Like many consumers, when I flip a switch or turn a knob on the stove in my Massachusetts home, I tend to take the resulting light or heat for granted. I don’t automatically visualize the electrons traveling down the wires to power up my daily activities. I do know, however, that the lights don’t come on by magic, and that the origin of those electrons matters.
Last month, I attended a Green Power Bootcamp in Boston sponsored by Mass Energy Consumers Alliance (Mass Energy), an organization that helps residents green up their electricity. I left the bootcamp with a more concrete understanding of where my energy comes from.

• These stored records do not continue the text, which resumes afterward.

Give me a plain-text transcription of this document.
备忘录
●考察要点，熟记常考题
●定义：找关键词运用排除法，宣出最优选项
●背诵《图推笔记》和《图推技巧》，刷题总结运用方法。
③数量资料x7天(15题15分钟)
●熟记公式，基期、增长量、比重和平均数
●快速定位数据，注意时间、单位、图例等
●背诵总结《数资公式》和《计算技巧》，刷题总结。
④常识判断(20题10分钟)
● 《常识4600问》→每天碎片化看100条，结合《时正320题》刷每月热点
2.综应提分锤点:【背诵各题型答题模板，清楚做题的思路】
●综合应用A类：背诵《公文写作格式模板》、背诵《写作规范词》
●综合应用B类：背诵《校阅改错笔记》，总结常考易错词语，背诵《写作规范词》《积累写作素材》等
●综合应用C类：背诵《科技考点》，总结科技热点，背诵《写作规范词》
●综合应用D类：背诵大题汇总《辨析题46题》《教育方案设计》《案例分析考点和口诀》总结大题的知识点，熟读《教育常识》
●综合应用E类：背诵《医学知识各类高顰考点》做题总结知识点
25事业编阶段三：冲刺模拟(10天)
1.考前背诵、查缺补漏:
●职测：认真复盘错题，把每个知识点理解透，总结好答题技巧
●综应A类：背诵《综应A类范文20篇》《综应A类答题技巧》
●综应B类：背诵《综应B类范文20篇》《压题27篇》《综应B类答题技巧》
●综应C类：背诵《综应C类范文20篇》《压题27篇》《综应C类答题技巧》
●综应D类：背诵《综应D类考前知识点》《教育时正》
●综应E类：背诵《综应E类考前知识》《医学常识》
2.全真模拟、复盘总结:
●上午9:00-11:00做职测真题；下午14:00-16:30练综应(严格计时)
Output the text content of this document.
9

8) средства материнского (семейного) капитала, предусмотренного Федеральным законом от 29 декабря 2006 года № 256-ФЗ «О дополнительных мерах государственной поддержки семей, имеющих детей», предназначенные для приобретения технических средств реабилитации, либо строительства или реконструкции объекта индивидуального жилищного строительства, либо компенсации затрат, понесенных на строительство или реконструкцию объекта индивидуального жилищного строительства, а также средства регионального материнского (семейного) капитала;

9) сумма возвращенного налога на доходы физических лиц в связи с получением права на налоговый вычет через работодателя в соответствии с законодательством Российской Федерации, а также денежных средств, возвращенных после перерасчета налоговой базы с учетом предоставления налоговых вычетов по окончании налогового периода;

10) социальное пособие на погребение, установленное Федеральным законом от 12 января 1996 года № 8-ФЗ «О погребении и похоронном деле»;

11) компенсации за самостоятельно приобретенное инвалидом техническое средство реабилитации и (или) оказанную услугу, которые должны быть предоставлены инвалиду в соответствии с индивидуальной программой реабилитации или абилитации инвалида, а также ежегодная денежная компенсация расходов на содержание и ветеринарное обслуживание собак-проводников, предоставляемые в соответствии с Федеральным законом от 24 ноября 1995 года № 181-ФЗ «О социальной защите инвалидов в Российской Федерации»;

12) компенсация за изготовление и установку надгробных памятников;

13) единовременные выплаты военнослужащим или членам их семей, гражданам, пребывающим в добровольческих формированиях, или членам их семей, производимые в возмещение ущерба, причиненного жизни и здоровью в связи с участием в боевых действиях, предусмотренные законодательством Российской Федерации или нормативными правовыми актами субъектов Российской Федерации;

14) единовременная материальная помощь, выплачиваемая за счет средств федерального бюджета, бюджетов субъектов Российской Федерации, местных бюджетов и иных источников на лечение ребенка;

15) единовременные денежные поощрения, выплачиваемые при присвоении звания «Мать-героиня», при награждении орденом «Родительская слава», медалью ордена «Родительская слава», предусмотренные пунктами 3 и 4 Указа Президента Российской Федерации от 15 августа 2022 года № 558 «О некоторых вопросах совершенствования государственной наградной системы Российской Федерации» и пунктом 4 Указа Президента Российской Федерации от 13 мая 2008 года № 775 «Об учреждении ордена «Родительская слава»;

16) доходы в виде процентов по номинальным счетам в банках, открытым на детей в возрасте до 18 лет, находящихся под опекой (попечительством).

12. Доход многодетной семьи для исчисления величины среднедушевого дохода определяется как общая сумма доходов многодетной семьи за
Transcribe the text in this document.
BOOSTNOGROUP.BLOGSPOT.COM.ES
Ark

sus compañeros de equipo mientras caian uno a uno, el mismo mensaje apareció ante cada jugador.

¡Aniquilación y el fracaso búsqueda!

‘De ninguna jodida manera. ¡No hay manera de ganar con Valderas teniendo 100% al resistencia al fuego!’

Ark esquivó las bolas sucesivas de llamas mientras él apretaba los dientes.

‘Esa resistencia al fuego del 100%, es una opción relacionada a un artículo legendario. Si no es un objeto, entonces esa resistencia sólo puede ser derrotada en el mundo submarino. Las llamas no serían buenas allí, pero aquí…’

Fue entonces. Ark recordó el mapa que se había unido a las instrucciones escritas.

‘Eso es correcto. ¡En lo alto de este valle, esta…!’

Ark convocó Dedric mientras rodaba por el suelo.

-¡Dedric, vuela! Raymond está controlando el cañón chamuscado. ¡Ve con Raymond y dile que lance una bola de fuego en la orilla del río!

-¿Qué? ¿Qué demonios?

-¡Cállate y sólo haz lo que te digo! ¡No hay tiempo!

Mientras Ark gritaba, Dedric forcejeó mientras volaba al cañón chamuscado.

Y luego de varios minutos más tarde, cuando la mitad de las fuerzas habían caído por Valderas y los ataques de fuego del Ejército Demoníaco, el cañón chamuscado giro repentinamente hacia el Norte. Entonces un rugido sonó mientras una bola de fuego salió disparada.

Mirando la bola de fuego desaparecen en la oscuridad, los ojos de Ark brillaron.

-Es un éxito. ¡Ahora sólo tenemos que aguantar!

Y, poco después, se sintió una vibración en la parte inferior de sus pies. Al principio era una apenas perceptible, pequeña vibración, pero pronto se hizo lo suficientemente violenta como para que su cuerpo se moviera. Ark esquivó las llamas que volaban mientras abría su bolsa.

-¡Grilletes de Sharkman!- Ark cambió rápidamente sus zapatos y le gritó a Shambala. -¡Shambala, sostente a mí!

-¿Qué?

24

First, while Massachusetts is often cited as a clean energy leader, more than 80 percent of its electricity is generated by fossil fuels and nuclear power. According to Mass Energy, much of the remainder,
“… comes in the form of trash-to-energy, large hydroelectric projects, and unidentified types of power imported from other regions.”
Second, Massachusetts has several green energy sources within its borders. (Tweet this) These are:
- Solar — Mass Energy supports over 350 small solar energy systems. As of May 2015, Massachusetts surpassed 850 megawatts of cumulative installed solar electric generation capacity;
- Wind — as of 2014 the state had close to 130 wind turbines;
- Cow Power — a process that generates electricity through an anaerobic digester fed with food scraps and manure. In addition to creating green power, the process also cuts down on food scraps going into land fill and reduces cattle farms’ greenhouse gas impact by curbing methane emissions.
Thirdly, the state aims to reduce emissions by 80 percent before 2050. The Renewable Energy Portfolio Standard (RPS), a state law and key policy toward that goal, requires all electricity suppliers operating here to source 11 percent of their electric load from new renewables in 2016 — and to bump that up by an additional one percent each year. The policy is designed to replace fossil fuels with renewable energy sources, create jobs, stabilize prices, and avoid greenhouse gas emissions.
Massachusetts consumers can add renewable energy to their power grid by buying Renewable Energy Certificates (RECs). Created to help fund renewable energy projects, each REC represents one megawatt-hour of physical renewable energy (electrons), and is tagged with a track-able and certified identity number.
Erin Taylor, Mass Energy’s Marketing and Membership Director, explained during the bootcamp that RECS are divided into classes based on criteria specified by the RPS.
For example, Massachusetts Class 1 RECs come from specifically defined New England renewable energy generators that have been built since 1997. Because the state requires energy suppliers to source an ever-increasing percentage of their electric load each year from Massachusetts Class 1 RECs, the more of these RECs that consumers demand, the greater percentage of local, renewable energy gets pushed onto the Massachusetts power grid — beyond what is already required by law. Class 1 RECs displace fossil fuel on the state’s energy grid.
For these reasons, Taylor says,
“One Massachusetts Class 1 REC is better than 1000 non-Class 1 RECs — buying a REC from a hydro power plant in Texas has no impact on the Massachusetts energy grid. Massachusetts Class 1 RECs are the strongest and best in the country.”
I also found out that several Massachusetts communities are working to do better than the state law through green municipal aggregation. Massachusetts law allows its communities to choose their own electricity supplier for their residents. This is known as municipal aggregation or community choice aggregation, which, according to Mass Energy’s web site,
“[Is] a model that allows for important energy decisions to be made at the local level rather than by an investor-owned utility or by a for-profit competitive electricity supplier.”
Green municipal aggregation enables cities and towns to bundle Mass Energy’s Class 1 RECs into their community’s new aggregation electricity supply to provide five percent more green power than what is required by the state’s RPS.
Not only does that additional five percent of green power enable communities to leapfrog ahead of state law by five years, it also sends a message to policy makers that the state’s RPS is too slow. As Taylor pointed out during the bootcamp,
“Your town’s electricity mix could be 16 percent renewable. It adds only $1.50 a month to a customer’s payment, or five cents a day, while remaining cost-competitive with the utility’s basic service.”
My final bootcamp takeaway? As Taylor noted in her presentation, when it comes to sourcing the electrons traveling through the wires into our homes,
“In Massachusetts, People have a choice.”